The ballooning debt in East Africa’s economic hub of Kenya is expected to grow even more after deadly protests forced the rejection of a finance bill that President William Ruto said was needed to raise revenue. He now warns, “It will have huge consequences.”
Facing public calls to resign, Ruto has said the government will turn to slashing a $2.7 billion budget deficit by half and borrowing the rest, though he hasn’t specified where the money will come from.
After protests over bloated bureaucracy and the lavish lifestyles of senior officials, Ruto has promised funding cuts in his own office and said that the offices of the First Lady, the “Second Lady” (the Vice President’s wife), and the Prime Cabinet Secretary’s wife will have their funding stopped. He also plans to close almost 50 state enterprises with overlapping roles.
Ruto has become deeply unpopular in his two years in office due to his efforts to introduce taxes meant to help Kenya repay its $80 billion public debt to lenders like the World Bank, the International Monetary Fund, and China. This debt is about 70% of Kenya’s GDP, the highest in 20 years.
The big question is how Ruto’s administration will find the money to pay off the debt without further angering Kenyans who are struggling, and without slowing down the economy, which grew by 5.6% in 2023.
Economist Mbui Wagacha, a former adviser to President Uhuru Kenyatta, said Kenya needs a more professional budget and management system, like the Office of Management and Budget in the U.S. Right now, Kenya’s treasury makes budget estimates and sends them to the parliamentary finance committee, which then creates the finance bills.
“Parliament has abdicated its mandate on public finances in the Constitution and is looking after its own interests,” Wagacha said.
He warned that more borrowing could be “disastrous” and suggested using diplomacy to attract investment and restructuring the debt to get some of it written off.
Another economist, Ken Gichinga, agreed that more government borrowing would slow down Kenya’s economy. He pointed out that businesses are still recovering from the COVID pandemic and the war in Ukraine.
“When the government borrows more, interest rates go up. Higher interest rates lead to a slower economy because of the high cost of repayment,” Gichinga said.

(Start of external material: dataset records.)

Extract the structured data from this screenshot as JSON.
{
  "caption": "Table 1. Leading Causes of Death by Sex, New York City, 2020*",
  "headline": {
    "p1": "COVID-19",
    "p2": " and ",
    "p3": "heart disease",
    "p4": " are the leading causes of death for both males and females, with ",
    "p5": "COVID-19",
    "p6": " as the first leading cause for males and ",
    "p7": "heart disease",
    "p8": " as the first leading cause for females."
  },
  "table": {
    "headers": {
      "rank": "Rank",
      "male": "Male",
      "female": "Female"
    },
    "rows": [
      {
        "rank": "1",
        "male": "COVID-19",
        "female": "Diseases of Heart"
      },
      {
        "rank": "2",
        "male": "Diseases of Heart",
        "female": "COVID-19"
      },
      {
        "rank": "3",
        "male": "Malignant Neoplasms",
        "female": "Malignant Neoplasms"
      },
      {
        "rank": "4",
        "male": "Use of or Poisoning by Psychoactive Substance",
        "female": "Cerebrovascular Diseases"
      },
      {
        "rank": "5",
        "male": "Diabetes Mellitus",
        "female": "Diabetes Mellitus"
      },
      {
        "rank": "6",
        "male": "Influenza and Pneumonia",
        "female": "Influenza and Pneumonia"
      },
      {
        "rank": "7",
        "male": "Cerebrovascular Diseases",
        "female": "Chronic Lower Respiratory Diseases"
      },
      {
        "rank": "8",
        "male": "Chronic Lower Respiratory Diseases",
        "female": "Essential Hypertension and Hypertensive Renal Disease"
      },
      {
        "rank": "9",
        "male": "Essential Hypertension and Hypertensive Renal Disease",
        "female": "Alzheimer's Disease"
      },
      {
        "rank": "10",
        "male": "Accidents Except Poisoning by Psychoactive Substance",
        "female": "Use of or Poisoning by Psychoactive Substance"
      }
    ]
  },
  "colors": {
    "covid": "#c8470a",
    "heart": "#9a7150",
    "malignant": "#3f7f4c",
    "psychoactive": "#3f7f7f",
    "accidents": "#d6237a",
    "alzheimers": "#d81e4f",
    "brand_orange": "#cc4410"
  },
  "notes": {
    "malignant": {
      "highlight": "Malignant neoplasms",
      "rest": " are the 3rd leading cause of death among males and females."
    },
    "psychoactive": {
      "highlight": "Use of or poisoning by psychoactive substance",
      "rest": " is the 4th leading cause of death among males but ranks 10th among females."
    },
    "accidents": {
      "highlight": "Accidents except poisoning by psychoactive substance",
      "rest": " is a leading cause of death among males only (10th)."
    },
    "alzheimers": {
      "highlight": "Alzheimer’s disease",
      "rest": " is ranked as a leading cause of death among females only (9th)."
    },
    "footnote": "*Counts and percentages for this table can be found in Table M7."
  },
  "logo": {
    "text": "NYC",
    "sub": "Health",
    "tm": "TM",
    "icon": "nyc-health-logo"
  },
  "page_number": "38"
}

Ruto has pushed for self-sustainability, saying Kenya should raise more revenue instead of borrowing. “If we are a serious state, we must be able to enhance our taxes,” he said in May.
But Kenyans have rejected new taxes as they struggle with rising prices, even storming parliament during the recent protests.
Last week, after saying he would not sign the finance bill he once supported, Ruto said he had worked hard “to pull Kenya out of a debt trap” and warned of huge consequences.
Wagacha said economic growth should come before increasing revenue targets and taxes.
“You create an expanded economy with jobs and investment, and people will have money to pay taxes,” he said.
He suggested making low-interest credit available for businesses in key sectors like tourism and agriculture, as small businesses could help reduce youth unemployment.
Gichinga agreed, saying that Kenya needs a jobs-centered economic policy with low taxes and interest rates to support businesses.
The IMF, which suggested some of the controversial tax changes, has faced public dissatisfaction, with some protesters holding signs that read “IMF stop colonialism.”
In a statement last month, the IMF said it was monitoring the situation in Kenya and aimed to help the country overcome its economic challenges and improve its prospects.